The eviction moratorium will be in place as long as the city’s local emergency remains in effect. As originally written, it required tenants facing eviction to show proof that their inability to pay rent was a direct result of the COVID-19 crisis.
But Councilman Steve Madison objected to the burden of proof landing so heavily on the tenants, and the language was loosened to read, simply, “no landlord shall endeavor to evict a tenant in either of the following situations:
“(1) for non-payment of rent if the tenant is unable to pay due to financial impacts related to COVID-19 or,
“(2) for a no-fault eviction unless necessary for the health and safety of tenants, neighbors or the landlord.’’
The moratorium further states that “a landlord who knows that a tenant cannot pay some or all of the rent temporarily for the reasons set forth above” cannot move to evict that tenant.
It applies to businesses and well as residential renters.
Significantly, the moratorium requires that any unpaid rent be satisfied within six months of the city emergency being officially lifted, a move that would have to be approved by the council.
That was an element that one speaker, during public comments on the matter, objected to — saying that six months is an unfairly short amount of time for tenants who’ve been hit economically by COVID-19 fallout to recover financially.
But Bagneris, the city attorney, pointed out that that element of Pasadena’s moratorium was in line with that of Santa Monica, on which the Pasadena measure was modeled.
In addition, Housing Director Bill Huang, who was also in attendance on Tuesday, said that Pasadena’s share of Measure H tax funds, designed to prevent homelessness, might be directed toward mitigating at least some of those rent-repayment costs.
Of course, it remains to be seen if the council’s actions Tuesday, or any possible subsequent relief moves, will have a significant impact on an economic crisis that is only beginning to come into focus.
Monday, Mermell’s local emergency order closed “all bars, gyms and fitness centers, private social clubs and sit-down restaurant service in the city … immediately, with the exception of take-out and delivery services.’’
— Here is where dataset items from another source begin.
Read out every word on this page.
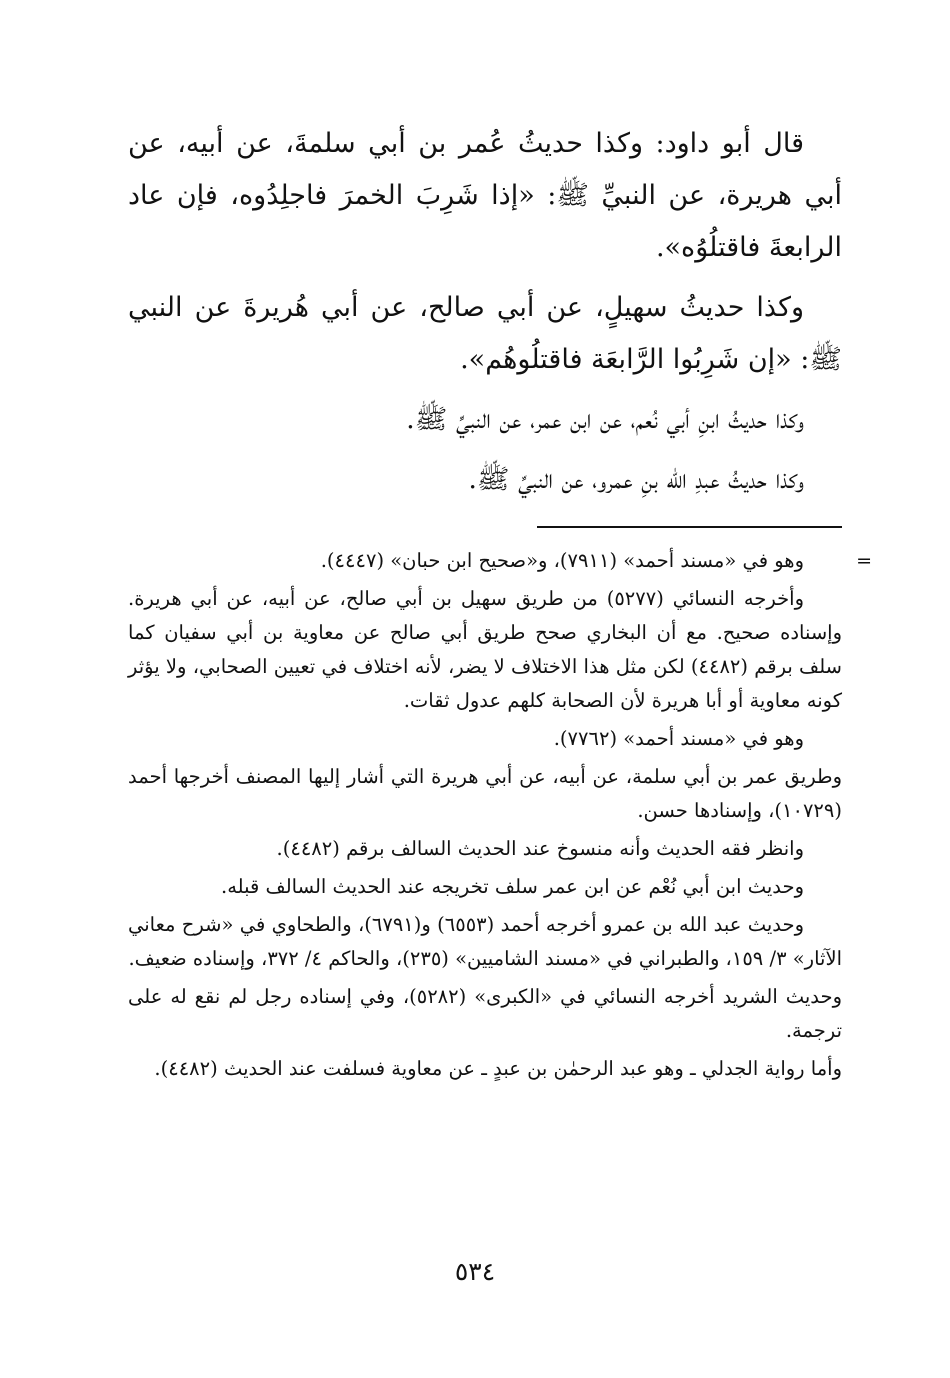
قال أبو داود: وكذا حديثُ عُمر بن أبي سلمةَ، عن أبيه، عن أبي هريرة، عن النبيِّ ﷺ: «إذا شَرِبَ الخمرَ فاجلِدُوه، فإن عاد الرابعةَ فاقتلُوُه».

وكذا حديثُ سهيلٍ، عن أبي صالح، عن أبي هُريرةَ عن النبي ﷺ: «إن شَرِبُوا الرَّابعَة فاقتلُوهُم».

وكذا حديثُ ابنِ أبي نُعم، عن ابن عمر، عن النبيِّ ﷺ.

وكذا حديثُ عبدِ الله بنِ عمرو، عن النبيِّ ﷺ.

=

وهو في «مسند أحمد» (٧٩١١)، و«صحيح ابن حبان» (٤٤٤٧).

وأخرجه النسائي (٥٢٧٧) من طريق سهيل بن أبي صالح، عن أبيه، عن أبي هريرة. وإسناده صحيح. مع أن البخاري صحح طريق أبي صالح عن معاوية بن أبي سفيان كما سلف برقم (٤٤٨٢) لكن مثل هذا الاختلاف لا يضر، لأنه اختلاف في تعيين الصحابي، ولا يؤثر كونه معاوية أو أبا هريرة لأن الصحابة كلهم عدول ثقات.

وهو في «مسند أحمد» (٧٧٦٢).

وطريق عمر بن أبي سلمة، عن أبيه، عن أبي هريرة التي أشار إليها المصنف أخرجها أحمد (١٠٧٢٩)، وإسنادها حسن.

وانظر فقه الحديث وأنه منسوخ عند الحديث السالف برقم (٤٤٨٢).

وحديث ابن أبي نُعْم عن ابن عمر سلف تخريجه عند الحديث السالف قبله.

وحديث عبد الله بن عمرو أخرجه أحمد (٦٥٥٣) و(٦٧٩١)، والطحاوي في «شرح معاني الآثار» ٣/ ١٥٩، والطبراني في «مسند الشاميين» (٢٣٥)، والحاكم ٤/ ٣٧٢، وإسناده ضعيف.

وحديث الشريد أخرجه النسائي في «الكبرى» (٥٢٨٢)، وفي إسناده رجل لم نقع له على ترجمة.

وأما رواية الجدلي ـ وهو عبد الرحمٰن بن عبدٍ ـ عن معاوية فسلفت عند الحديث (٤٤٨٢).

٥٣٤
In a meeting with Gordo on Monday, several restaurant owners said their businesses were already down by between 65 and 80 percent.
Paul Little, president and chief executive officer of the Pasadena Chamber of Commerce, remains very worried.
In a letter to Pasadena Now, Little wrote, “My biggest fear is that, absent significant action now on the part of the City of Pasadena to alleviate costs for businesses, there may not be many locally owned small businesses left if this crisis stretches beyond March and April.’’
All of Tuesday’s council moves passed unanimously.